Brazil was drawn in a group with Portugal, Bulgaria and Hungary and once again their players were subjected to treatment by their less illustrious opponents which amounted to little more than savage thuggery. Despite this approach, the defending champions got their campaign underway with victory against Bulgaria at Everton’s Goodison Park with goals from Pele and Garrincha. This was as good as it got for the boys from Brazil as they suffered defeats to both Hungary and Portugal to be eliminated at only the group stage.
Host nation England were joined in the quarter finals by Argentina, the USSR, Portugal, West Germany, Uruguay, Hungary and most notably North Korea who had created one of the shocks of the tournament by eliminating Italy in the group stages thanks to a solitary goal by Pak Doo-Ik. The hosts were drawn to play Argentina in a game that began the long standing rivalry between the two nations. Argentine player Antonio Rattin became the first player to be sent off in an International match at Wembley. The referee claimed he sent the player off because of “the way he looked at me.” Rattin at first refused to leave the pitch and eventually had to be escorted from the field by policemen. The behaviour of the Argentine didn’t go down well with the English public and after the game England coach did his bit for International relations by labeling the South Americans as “animals”, a quote that unsurprisingly was received with ill feeling in Buenos Aries. The Argentineans would have to wait until 1986 for revenge. The English eventually overcame their numerically challenged opponents with a solitary Geoff Hurst strike.
England was paired with Portugal in the semifinals who had overcome a resolute North Korean outfit by five goals to three. The Iberian side was spearheaded by the legendary Eusebio who scored four against the Asian side. The Mozambique born striker was on his way to a goal tally of nine for the tournament and the Golden Boot. The other semifinal featured West Germany, who had defeated Uruguay by four goals to nil, and the USSR who had overcome Hungary. Controversy was once again at the forefront as the semifinal was moved from Liverpool to Wembley, to the obvious benefit of England and Eusebio alone had four goals incorrectly ruled as offside. A brace from Bobby Charlton was enough to see England through to a final meeting with West Germany despite a later penalty from Eusebio.

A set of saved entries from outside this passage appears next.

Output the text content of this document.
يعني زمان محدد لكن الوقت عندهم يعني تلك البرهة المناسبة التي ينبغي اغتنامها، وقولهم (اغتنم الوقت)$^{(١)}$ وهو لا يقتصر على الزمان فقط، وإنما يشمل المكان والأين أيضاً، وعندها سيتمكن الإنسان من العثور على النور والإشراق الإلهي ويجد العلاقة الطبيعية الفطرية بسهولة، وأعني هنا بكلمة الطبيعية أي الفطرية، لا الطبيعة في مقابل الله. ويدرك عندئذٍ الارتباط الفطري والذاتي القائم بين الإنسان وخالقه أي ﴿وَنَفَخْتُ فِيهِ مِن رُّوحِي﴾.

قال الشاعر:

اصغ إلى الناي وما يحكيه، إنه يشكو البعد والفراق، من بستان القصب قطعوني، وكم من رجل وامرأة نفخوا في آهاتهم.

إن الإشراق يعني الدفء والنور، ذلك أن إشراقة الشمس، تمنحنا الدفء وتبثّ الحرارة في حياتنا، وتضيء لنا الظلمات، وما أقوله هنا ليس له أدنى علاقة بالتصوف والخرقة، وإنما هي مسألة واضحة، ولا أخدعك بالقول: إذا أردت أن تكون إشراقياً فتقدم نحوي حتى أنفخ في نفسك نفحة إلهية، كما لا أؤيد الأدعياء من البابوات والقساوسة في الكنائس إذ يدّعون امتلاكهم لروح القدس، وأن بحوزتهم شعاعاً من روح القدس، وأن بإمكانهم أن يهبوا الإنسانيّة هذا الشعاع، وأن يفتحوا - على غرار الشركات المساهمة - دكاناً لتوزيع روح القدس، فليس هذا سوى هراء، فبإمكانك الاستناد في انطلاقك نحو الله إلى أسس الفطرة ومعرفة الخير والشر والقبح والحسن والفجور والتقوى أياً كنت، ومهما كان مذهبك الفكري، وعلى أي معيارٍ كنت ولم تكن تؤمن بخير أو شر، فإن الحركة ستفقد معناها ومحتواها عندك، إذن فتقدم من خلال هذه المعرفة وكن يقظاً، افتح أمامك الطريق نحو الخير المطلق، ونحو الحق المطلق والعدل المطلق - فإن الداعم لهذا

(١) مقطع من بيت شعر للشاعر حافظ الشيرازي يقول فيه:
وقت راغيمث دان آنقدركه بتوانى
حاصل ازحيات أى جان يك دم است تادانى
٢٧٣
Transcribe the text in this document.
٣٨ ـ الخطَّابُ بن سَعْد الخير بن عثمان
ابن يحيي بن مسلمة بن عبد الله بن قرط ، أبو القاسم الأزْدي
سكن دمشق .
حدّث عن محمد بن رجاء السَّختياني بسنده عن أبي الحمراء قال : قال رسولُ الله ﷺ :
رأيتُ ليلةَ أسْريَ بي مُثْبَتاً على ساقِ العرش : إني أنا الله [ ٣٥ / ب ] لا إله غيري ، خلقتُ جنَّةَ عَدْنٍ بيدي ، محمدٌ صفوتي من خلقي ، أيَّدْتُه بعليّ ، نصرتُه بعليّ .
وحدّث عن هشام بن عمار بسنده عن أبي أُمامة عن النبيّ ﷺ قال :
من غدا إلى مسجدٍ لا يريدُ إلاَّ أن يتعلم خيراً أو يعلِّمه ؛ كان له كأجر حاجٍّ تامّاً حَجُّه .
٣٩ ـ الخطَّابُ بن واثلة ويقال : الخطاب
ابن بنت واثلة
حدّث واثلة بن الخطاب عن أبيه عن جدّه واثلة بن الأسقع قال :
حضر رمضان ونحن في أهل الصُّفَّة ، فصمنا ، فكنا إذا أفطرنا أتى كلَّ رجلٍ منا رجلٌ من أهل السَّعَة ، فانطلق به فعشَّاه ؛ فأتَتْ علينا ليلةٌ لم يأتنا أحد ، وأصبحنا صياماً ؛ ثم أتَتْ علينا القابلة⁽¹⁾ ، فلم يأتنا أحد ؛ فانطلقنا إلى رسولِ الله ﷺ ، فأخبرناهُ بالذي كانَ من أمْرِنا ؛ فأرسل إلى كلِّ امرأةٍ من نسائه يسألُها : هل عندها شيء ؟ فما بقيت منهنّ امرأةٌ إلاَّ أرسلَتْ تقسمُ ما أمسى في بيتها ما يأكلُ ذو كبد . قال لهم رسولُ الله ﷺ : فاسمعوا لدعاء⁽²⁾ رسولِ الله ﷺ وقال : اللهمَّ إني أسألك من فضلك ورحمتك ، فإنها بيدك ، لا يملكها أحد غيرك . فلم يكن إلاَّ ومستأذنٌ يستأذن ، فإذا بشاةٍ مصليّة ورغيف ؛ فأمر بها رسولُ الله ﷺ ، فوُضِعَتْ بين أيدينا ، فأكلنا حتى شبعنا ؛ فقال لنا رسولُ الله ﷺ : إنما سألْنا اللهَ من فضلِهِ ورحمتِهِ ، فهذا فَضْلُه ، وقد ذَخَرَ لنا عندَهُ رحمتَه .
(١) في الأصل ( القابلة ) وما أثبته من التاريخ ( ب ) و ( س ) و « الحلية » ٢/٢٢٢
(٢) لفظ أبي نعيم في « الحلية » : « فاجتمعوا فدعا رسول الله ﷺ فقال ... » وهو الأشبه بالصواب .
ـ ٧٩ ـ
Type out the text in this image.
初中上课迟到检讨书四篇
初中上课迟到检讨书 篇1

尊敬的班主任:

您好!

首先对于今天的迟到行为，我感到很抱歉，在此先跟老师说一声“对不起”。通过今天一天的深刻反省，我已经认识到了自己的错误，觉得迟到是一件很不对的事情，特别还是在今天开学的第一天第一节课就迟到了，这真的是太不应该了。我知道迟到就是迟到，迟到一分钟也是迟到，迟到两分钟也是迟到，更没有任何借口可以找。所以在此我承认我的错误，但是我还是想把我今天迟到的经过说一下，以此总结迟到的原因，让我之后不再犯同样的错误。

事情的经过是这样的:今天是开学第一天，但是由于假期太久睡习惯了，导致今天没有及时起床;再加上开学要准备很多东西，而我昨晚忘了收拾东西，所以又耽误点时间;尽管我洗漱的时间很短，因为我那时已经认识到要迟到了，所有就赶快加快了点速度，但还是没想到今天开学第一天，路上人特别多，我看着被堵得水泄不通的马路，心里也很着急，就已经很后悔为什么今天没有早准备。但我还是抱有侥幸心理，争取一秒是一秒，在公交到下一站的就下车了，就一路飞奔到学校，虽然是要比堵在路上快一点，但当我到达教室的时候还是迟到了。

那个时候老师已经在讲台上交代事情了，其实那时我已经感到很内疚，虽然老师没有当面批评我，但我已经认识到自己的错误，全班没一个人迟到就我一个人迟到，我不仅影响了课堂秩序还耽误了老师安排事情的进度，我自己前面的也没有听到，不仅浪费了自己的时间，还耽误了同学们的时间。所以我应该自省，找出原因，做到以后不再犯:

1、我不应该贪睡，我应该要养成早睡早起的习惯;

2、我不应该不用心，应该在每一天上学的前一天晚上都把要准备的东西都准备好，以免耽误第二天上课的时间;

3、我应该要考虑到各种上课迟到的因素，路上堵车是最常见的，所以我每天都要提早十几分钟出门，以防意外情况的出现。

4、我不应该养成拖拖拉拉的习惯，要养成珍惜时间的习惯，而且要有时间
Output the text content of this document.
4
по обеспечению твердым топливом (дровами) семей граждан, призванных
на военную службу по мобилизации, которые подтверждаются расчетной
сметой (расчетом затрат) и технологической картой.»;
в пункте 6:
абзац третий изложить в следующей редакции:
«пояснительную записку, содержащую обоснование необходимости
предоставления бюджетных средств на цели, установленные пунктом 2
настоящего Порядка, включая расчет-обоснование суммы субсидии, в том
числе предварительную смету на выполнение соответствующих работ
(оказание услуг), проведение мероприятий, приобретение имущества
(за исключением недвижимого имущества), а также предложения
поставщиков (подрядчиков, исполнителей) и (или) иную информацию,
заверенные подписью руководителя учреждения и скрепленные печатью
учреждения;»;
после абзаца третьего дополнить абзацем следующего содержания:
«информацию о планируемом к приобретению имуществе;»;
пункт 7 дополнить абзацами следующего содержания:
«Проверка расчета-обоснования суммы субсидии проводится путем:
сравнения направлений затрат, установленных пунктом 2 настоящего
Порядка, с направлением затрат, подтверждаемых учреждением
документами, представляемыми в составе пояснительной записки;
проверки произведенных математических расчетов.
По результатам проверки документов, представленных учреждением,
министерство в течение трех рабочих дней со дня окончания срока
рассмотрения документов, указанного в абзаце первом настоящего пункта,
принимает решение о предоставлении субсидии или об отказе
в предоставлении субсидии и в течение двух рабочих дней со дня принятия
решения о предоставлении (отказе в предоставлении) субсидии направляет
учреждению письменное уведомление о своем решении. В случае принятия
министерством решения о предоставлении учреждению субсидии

The final took place at Wembley as almost 100,000 people packed into the famous old ground. In one of the most enthralling and memorable finals in the World Cup final it was England that emerged triumphant by four goals two, thanks to a hat trick from Geoff Hurst, which remains to this day the only final hat trick. The game will always be remembered for its controversial fifth goal. The West Germans took an early lead but England hit back through Hurst four minutes later. Martin Peter’s strike in the 78th minute looked to have won it for England, but a defensive lapse allowed Wolfgang Weber to equalize in the last minute. Into extra time and Hurst was awarded a second after “the Russian linesman”, Tokif Bakrhamov (he was actually Azerbaijani) deemed the ball had crossed the line after Hurst’s shot had struck the underside of the bar and bounced towards the goal. The most controversial goal in the World Cup history, with the possible exception of the “Hand of God” had given England a vital lead and as the Germans pushed forward for another equalizer, Hurst was allowed the freedom of Wembley as he ran onto Bobby Moores long ball forward to blast home his third, England’s fourth and give English commentator Ken Woolstenholme a chance to enter football folklore with the line “some people on the pitch. They think it’s all over. It is now! It’s four, it’s four!” England indeed did have a fourth and were crowned champions for the first time.